People are beginning to realise that the time they spend screwing around on the Internet can be a very valuable commodity to certain companies.
That’s because your Web browsing and e-commerce habits can provide a valuable insight into your likes and dislikes, which in turn allows third-party advertisers to tailor ads that they think you’ll like. (Google is particularly interested in what you do with your time, and you can even see the online dossier the company keeps on you.)
“You want to see if there are any opportunities to opt out from the use of information you provide,” says Paul Stephens, director of policy and advocacy for Privacy Rights Clearinghouse, a consumer advocacy group.
It’s worth noting, however, that even a company that insists it doesn’t share data with third parties may still make liberal use of your information.
“Any of these companies can use your information for any affiliate company, and for the big financial services companies, they’ve got affiliates all over the place,” says Ira Rheingold, executive director of the National Association of Consumer Advocates.
Terms may change
If you’re one of the few people to actually read these terms of service all the way through, congratulations on being one of the more conscientious consumers around. Unfortunately, your hard work may all be for naught: As you probably discovered when you got all the way to the bottom of the document, the company reserves the right to change the terms at any time.
“They can update the terms at any time, and there’s not a lot you can do about it,” observes Larson, of NextAdvisor.
Much as Verizon did when it began sharing browser data with advertisers, major companies will usually inform consumers of substantial changes to the terms of service, if only to avoid the backlash that may come of trying to make changes behind consumers’ backs. But the effort they put into advising consumers of these changes varies wildly from company to company.
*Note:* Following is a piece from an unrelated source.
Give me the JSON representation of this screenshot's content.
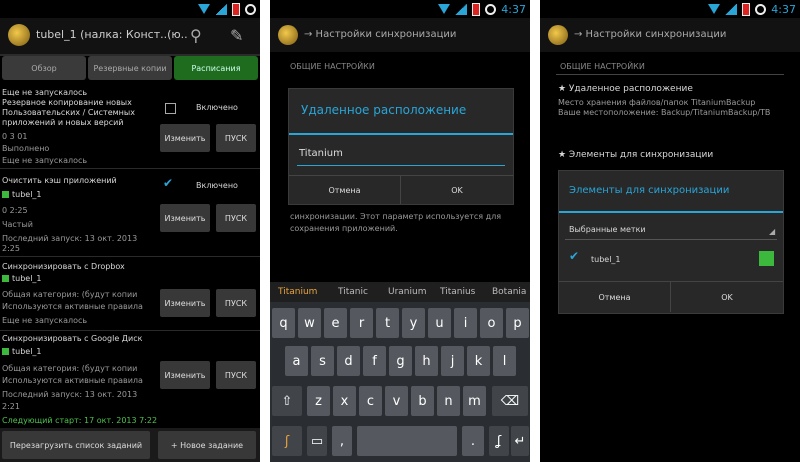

Take Facebook, for instance. The company says that it will provide notice of any pending changes to its terms and conditions, and give users an opportunity to comment on those changes. But to get this notice you’ll need to “Like” the Facebook Site Governance page, and for your comments on a proposed change to make any difference, at least 7,000 users must comment on the post announcing the change.
“With Facebook, the big problem is how frequently the terms of service change,” says Stephens, of Privacy Rights Clearinghouse. “You sign up, and even if you take time to read [the terms], in all likelihood a month later it will change.”
And just as Facebook sets a high bar for challenging changes to its terms of service, it’s rare for consumers to have much recourse when the terms and conditions change. While Verizon Wireless users were allowed to opt out of data sharing and PlayStation Network users had 30 days to opt out of the forced arbitration clause, the more typical situation is the one we saw with Xbox Live last fall: If you didn’t consent to the changes to the terms and conditions, you simply weren’t allowed to use the service anymore.